Comparing the first several weeks of the COVID-19 pandemic when stores ran low on things like toilet paper, Martinez expects that many legacy producers will see sales increases much larger than they expected.
“It’s not going to take very long with social media for people to find where the product is, and then that supply will be overwhelmed.”
Tips for patients and newcomers alike
Both Lewinger and Martinez have similar tips for cannabis consumers for both the days leading up to April 1 and the day itself. Martinez said current medical cannabis patients should consider stocking up on their medical cannabis in the next several days if they can afford it, but also consider growing cannabis at home.
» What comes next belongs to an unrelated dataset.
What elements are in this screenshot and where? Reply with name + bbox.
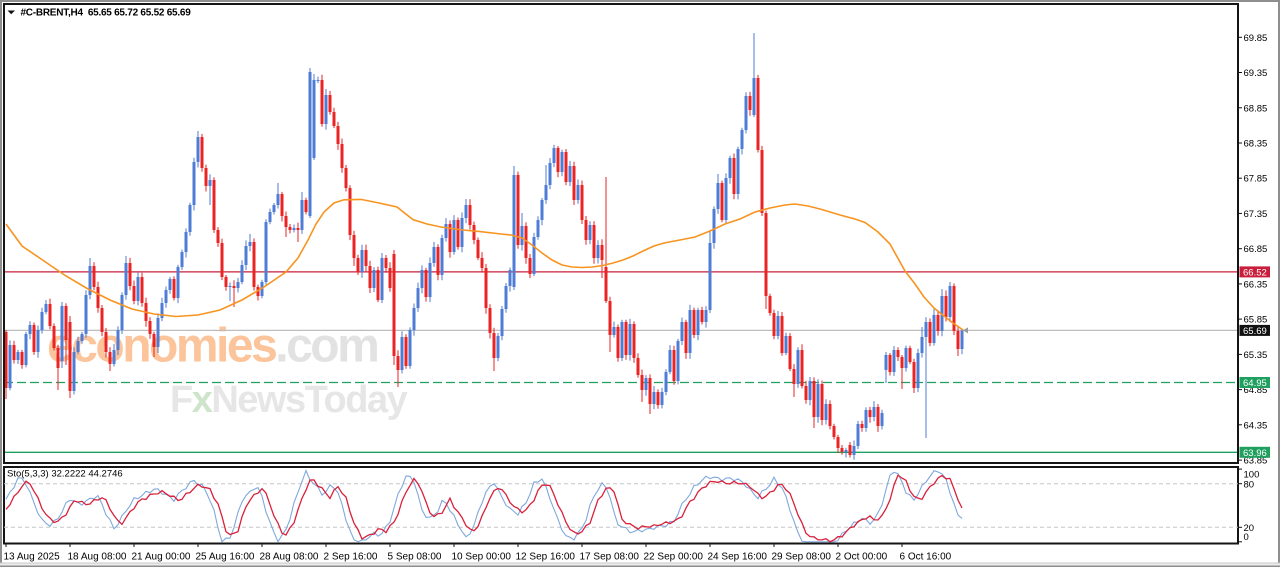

“As for patients, I would tell them to go out before [April 1] and buy yourself what you consider to be an adequate supply of [cannabis] flower to last a month or two if it’s within your budget,’” Martinez said.” But I would also say to some of those people, if you rely on this as medicine, now that we don’t have to have [personal production licenses], get someone that’s your loved one or family member growing.”
For those who may not need cannabis as a therapeutic, Martinez recommends low dosages and plenty of time between doses.
“For those trying it the first time, I would just say, use caution and listen to your body,” Martinez said. “Start with a small dose.”
Lewinger also recommended cannabis newcomers take things slow until they fully understand what they can handle.
“If you’re new to cannabis, go slow with the edibles and definitely lean on the experienced budtenders at dispensaries with any questions that you have about your desired effects,” Lewinger said.
Many long-time cannabis users already understand that it can take much longer to feel the effects of edible cannabis products and those effects are often much more intense.
Cannabis science expert Dr. Riley Kirk, recently echoed that thought in a recent episode of Growing Forward, the collaborative cannabis podcast between New Mexico Political Report and New Mexico PBS.